Former Dambulla Thunders owner pleads guilty to fixing charges with Tamim Rahman handed a five-year suspended sentence .
Tamim Rahman, the former owner of the now-defunct Dambulla Thunders team in the Lanka Premier League (LPL), was found guilty of match-fixing and given a five-year suspended sentence that included four years of rigorous imprisonment and a fine of LKR 24 million (roughly USD 78,000).
Before the 2024 LPL season, Rahman, a British national of Bangladeshi descent, was arrested in May 2024 as he was getting ready to leave the country. As a result, Sri Lanka Cricket dissolved the Dambulla Thunders franchise.
He was formally charged in October 2025 with trying to coerce a player participating in the 2024 LPL season into match-fixing under Sri Lanka’s Prevention of Offences Relating to Sports Act No. 24 of 2019, which was created expressly to criminalise cases of match-fixing.
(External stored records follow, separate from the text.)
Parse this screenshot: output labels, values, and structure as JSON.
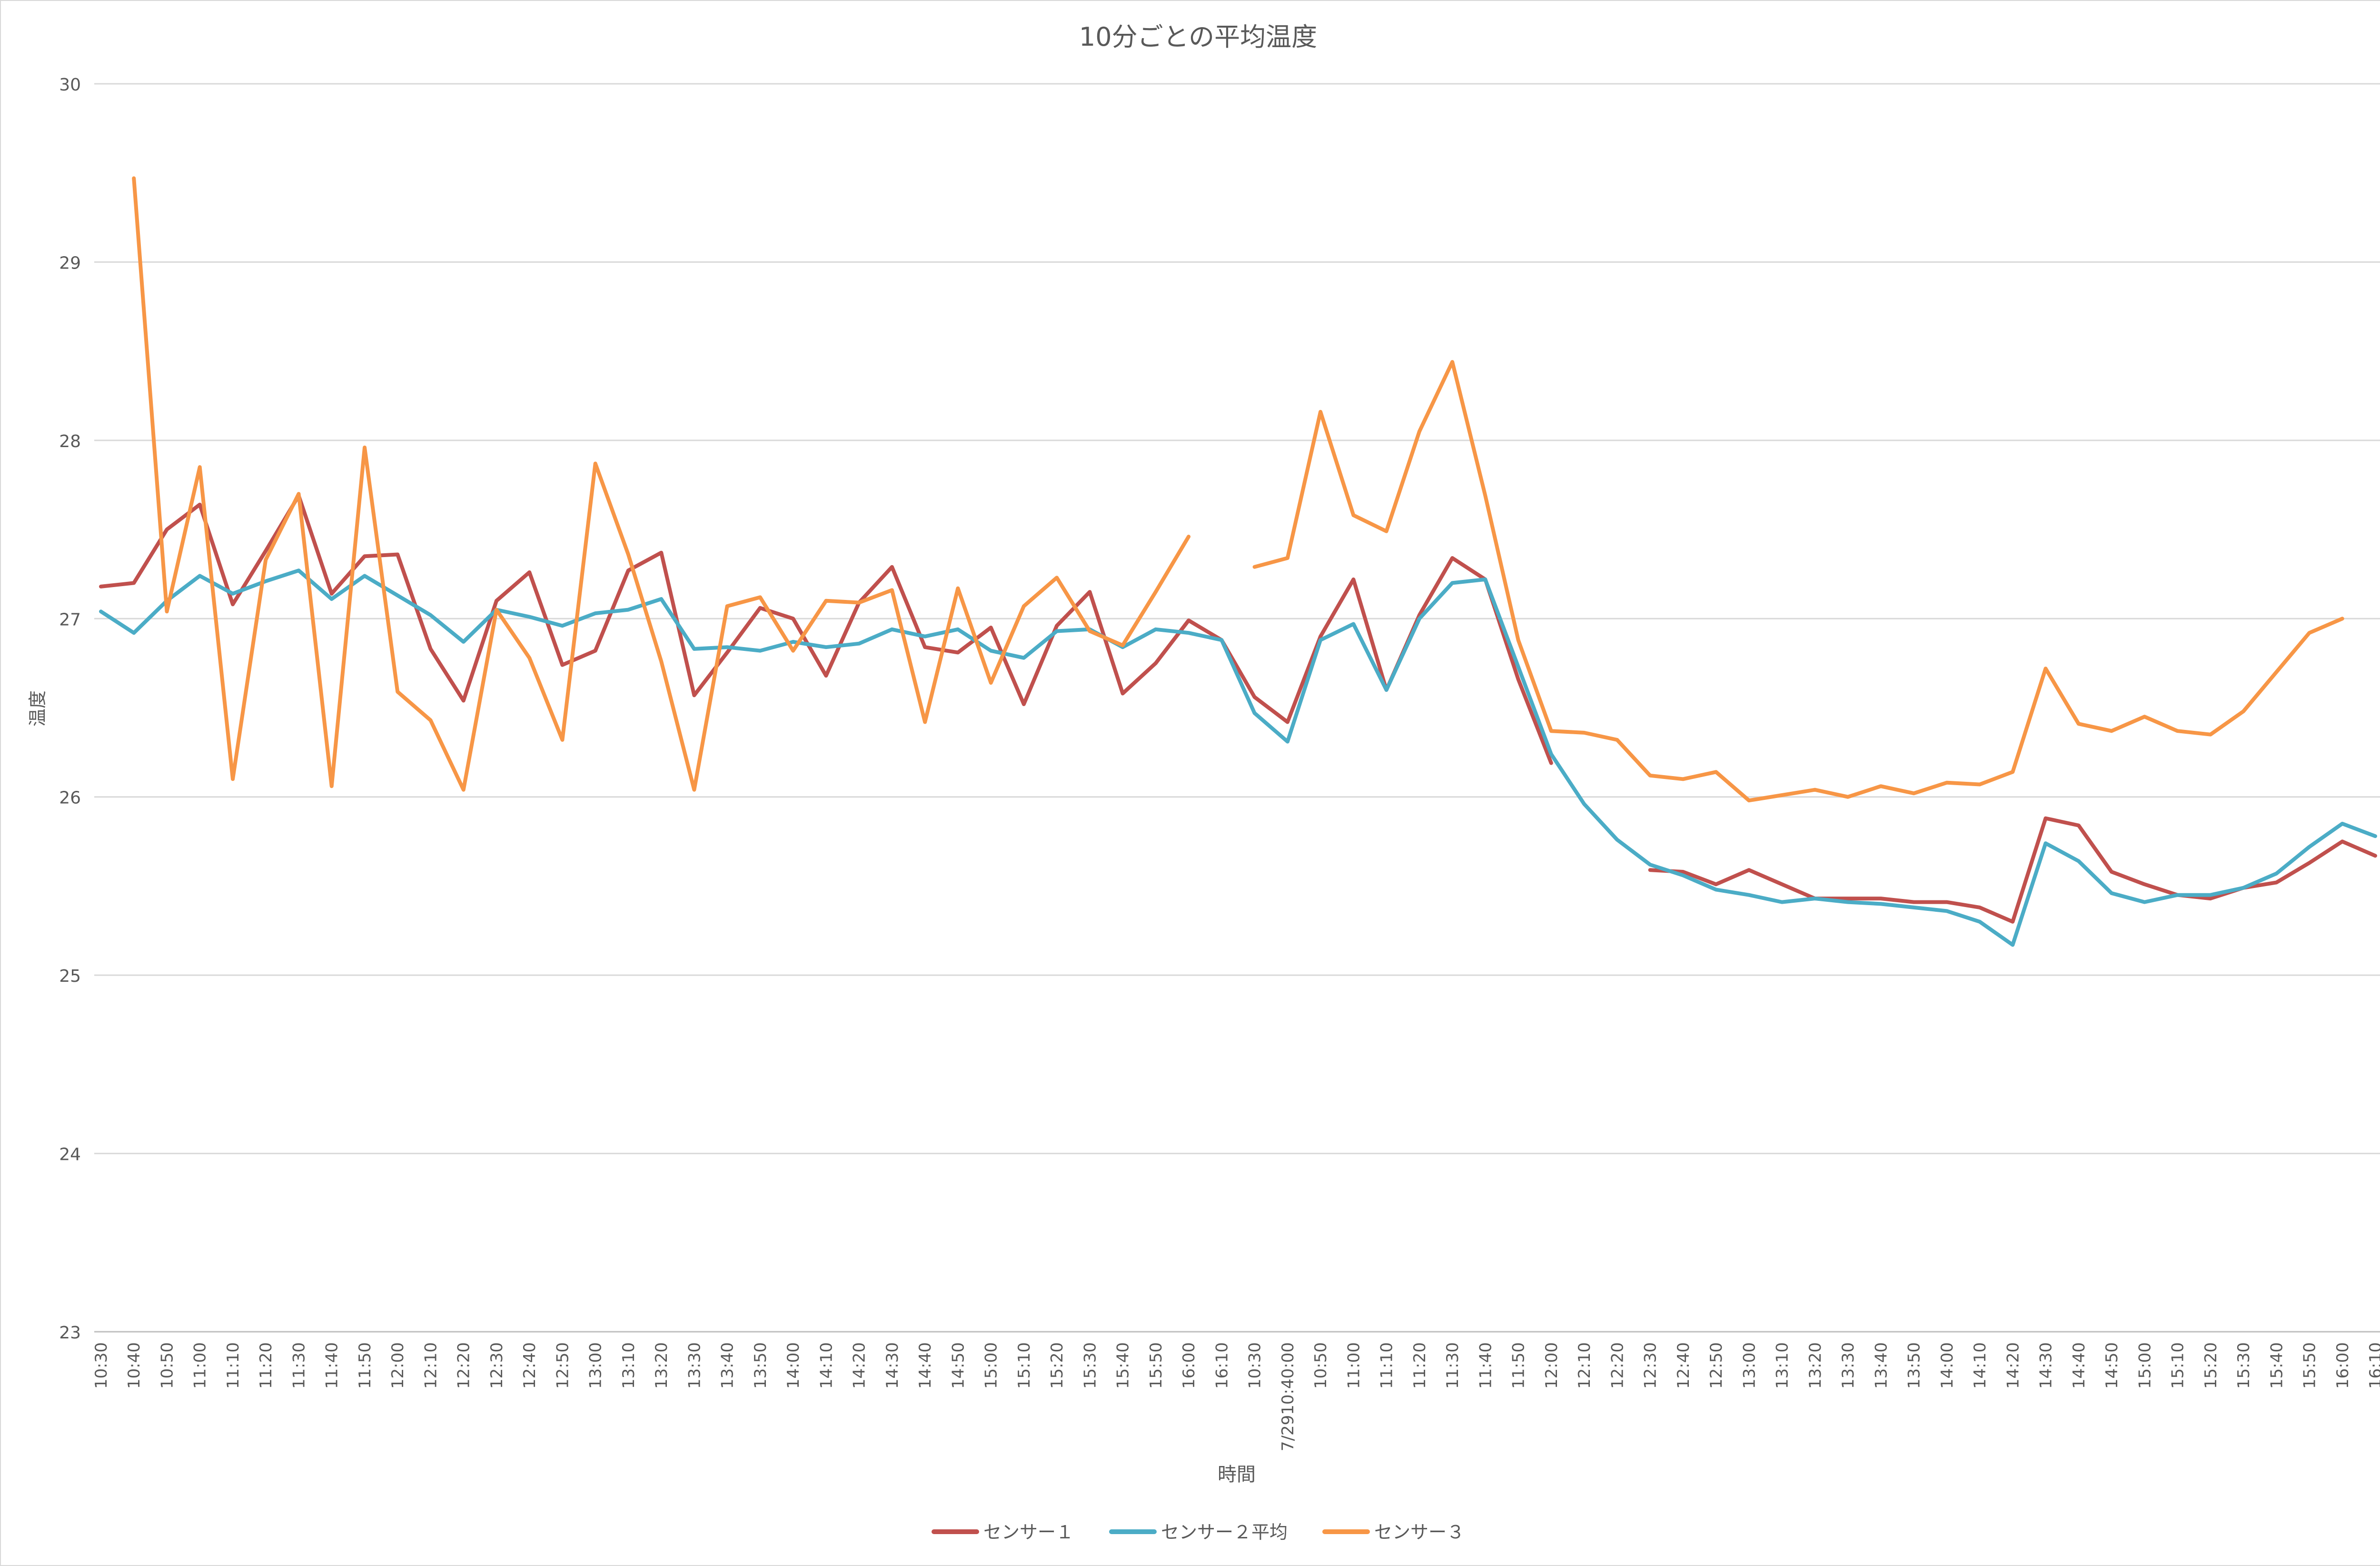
{
  "chart_data": {
    "type": "line",
    "title": "10分ごとの平均温度",
    "xlabel": "時間",
    "ylabel": "温度",
    "ylim": [
      23,
      30
    ],
    "yticks": [
      "23",
      "24",
      "25",
      "26",
      "27",
      "28",
      "29",
      "30"
    ],
    "grid": "horizontal",
    "legend_position": "bottom",
    "categories": [
      "10:30",
      "10:40",
      "10:50",
      "11:00",
      "11:10",
      "11:20",
      "11:30",
      "11:40",
      "11:50",
      "12:00",
      "12:10",
      "12:20",
      "12:30",
      "12:40",
      "12:50",
      "13:00",
      "13:10",
      "13:20",
      "13:30",
      "13:40",
      "13:50",
      "14:00",
      "14:10",
      "14:20",
      "14:30",
      "14:40",
      "14:50",
      "15:00",
      "15:10",
      "15:20",
      "15:30",
      "15:40",
      "15:50",
      "16:00",
      "16:10",
      "10:30",
      "7/2910:40:00",
      "10:50",
      "11:00",
      "11:10",
      "11:20",
      "11:30",
      "11:40",
      "11:50",
      "12:00",
      "12:10",
      "12:20",
      "12:30",
      "12:40",
      "12:50",
      "13:00",
      "13:10",
      "13:20",
      "13:30",
      "13:40",
      "13:50",
      "14:00",
      "14:10",
      "14:20",
      "14:30",
      "14:40",
      "14:50",
      "15:00",
      "15:10",
      "15:20",
      "15:30",
      "15:40",
      "15:50",
      "16:00",
      "16:10"
    ],
    "series": [
      {
        "name": "センサー１",
        "color": "#c0504d",
        "values": [
          27.18,
          27.2,
          27.5,
          27.64,
          27.08,
          27.38,
          27.69,
          27.14,
          27.35,
          27.36,
          26.83,
          26.54,
          27.1,
          27.26,
          26.74,
          26.82,
          27.27,
          27.37,
          26.57,
          26.81,
          27.06,
          27.0,
          26.68,
          27.09,
          27.29,
          26.84,
          26.81,
          26.95,
          26.52,
          26.96,
          27.15,
          26.58,
          26.75,
          26.99,
          26.88,
          26.56,
          26.42,
          26.9,
          27.22,
          26.6,
          27.02,
          27.34,
          27.22,
          26.66,
          26.19,
          null,
          null,
          25.59,
          25.58,
          25.51,
          25.59,
          25.51,
          25.43,
          25.43,
          25.43,
          25.41,
          25.41,
          25.38,
          25.3,
          25.88,
          25.84,
          25.58,
          25.51,
          25.45,
          25.43,
          25.49,
          25.52,
          25.63,
          25.75,
          25.67
        ]
      },
      {
        "name": "センサー２平均",
        "color": "#4bacc6",
        "values": [
          27.04,
          26.92,
          27.1,
          27.24,
          27.14,
          27.21,
          27.27,
          27.11,
          27.24,
          27.13,
          27.02,
          26.87,
          27.05,
          27.01,
          26.96,
          27.03,
          27.05,
          27.11,
          26.83,
          26.84,
          26.82,
          26.87,
          26.84,
          26.86,
          26.94,
          26.9,
          26.94,
          26.82,
          26.78,
          26.93,
          26.94,
          26.84,
          26.94,
          26.92,
          26.88,
          26.47,
          26.31,
          26.88,
          26.97,
          26.6,
          27.0,
          27.2,
          27.22,
          26.73,
          26.24,
          25.96,
          25.76,
          25.62,
          25.56,
          25.48,
          25.45,
          25.41,
          25.43,
          25.41,
          25.4,
          25.38,
          25.36,
          25.3,
          25.17,
          25.74,
          25.64,
          25.46,
          25.41,
          25.45,
          25.45,
          25.49,
          25.57,
          25.72,
          25.85,
          25.78
        ]
      },
      {
        "name": "センサー３",
        "color": "#f79646",
        "values": [
          null,
          29.47,
          27.04,
          27.85,
          26.1,
          27.33,
          27.7,
          26.06,
          27.96,
          26.59,
          26.43,
          26.04,
          27.05,
          26.78,
          26.32,
          27.87,
          27.36,
          26.76,
          26.04,
          27.07,
          27.12,
          26.82,
          27.1,
          27.09,
          27.16,
          26.42,
          27.17,
          26.64,
          27.07,
          27.23,
          26.93,
          26.85,
          27.15,
          27.46,
          null,
          27.29,
          27.34,
          28.16,
          27.58,
          27.49,
          28.05,
          28.44,
          27.69,
          26.88,
          26.37,
          26.36,
          26.32,
          26.12,
          26.1,
          26.14,
          25.98,
          26.01,
          26.04,
          26.0,
          26.06,
          26.02,
          26.08,
          26.07,
          26.14,
          26.72,
          26.41,
          26.37,
          26.45,
          26.37,
          26.35,
          26.48,
          26.7,
          26.92,
          27.0,
          null
        ]
      }
    ]
  }
}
Rahman’s attorney had told the Colombo High Court in December 2025 that Rahman was willing to enter a guilty plea in order to speed up the legal process. Additionally, Mujeeb ur Rahman, a Pakistani national, has an outstanding arrest warrant for allegedly helping the plot.
The Thunders franchise was terminated, and it is now known as the Dambulla Sixers under new owners Sequoia Consultants, a US-based civil engineering consulting firm led by former Sri Lanka Under-19 cricketer Priyanga de Silva. This is the fourth ownership change since the LPL’s founding in 2020.
The first such case involving the LPL is the outcome of the anti-corruption case against Rahman. However, Anurag Thakkar, the owner of the Galle Marvels team in the Lanka T10 League, was found guilty of match-fixing in May 2025 and was permitted to leave the nation after paying fines.
Rahman’s conviction highlights the collaboration between Sri Lankan law enforcement and the International Cricket Council’s Anti-Corruption Unit, which first identified the suspicious activities, and establishes a strong precedent for the enforcement of Sri Lanka’s anti-corruption sports laws.
However, the entire situation has brought attention to Sri Lanka Cricket’s LPL owner screening procedure. Since the LPL’s first season in 2020, each team has seen at least three ownership changes, and as of the 2026 season, none of the teams are managed by their original owners.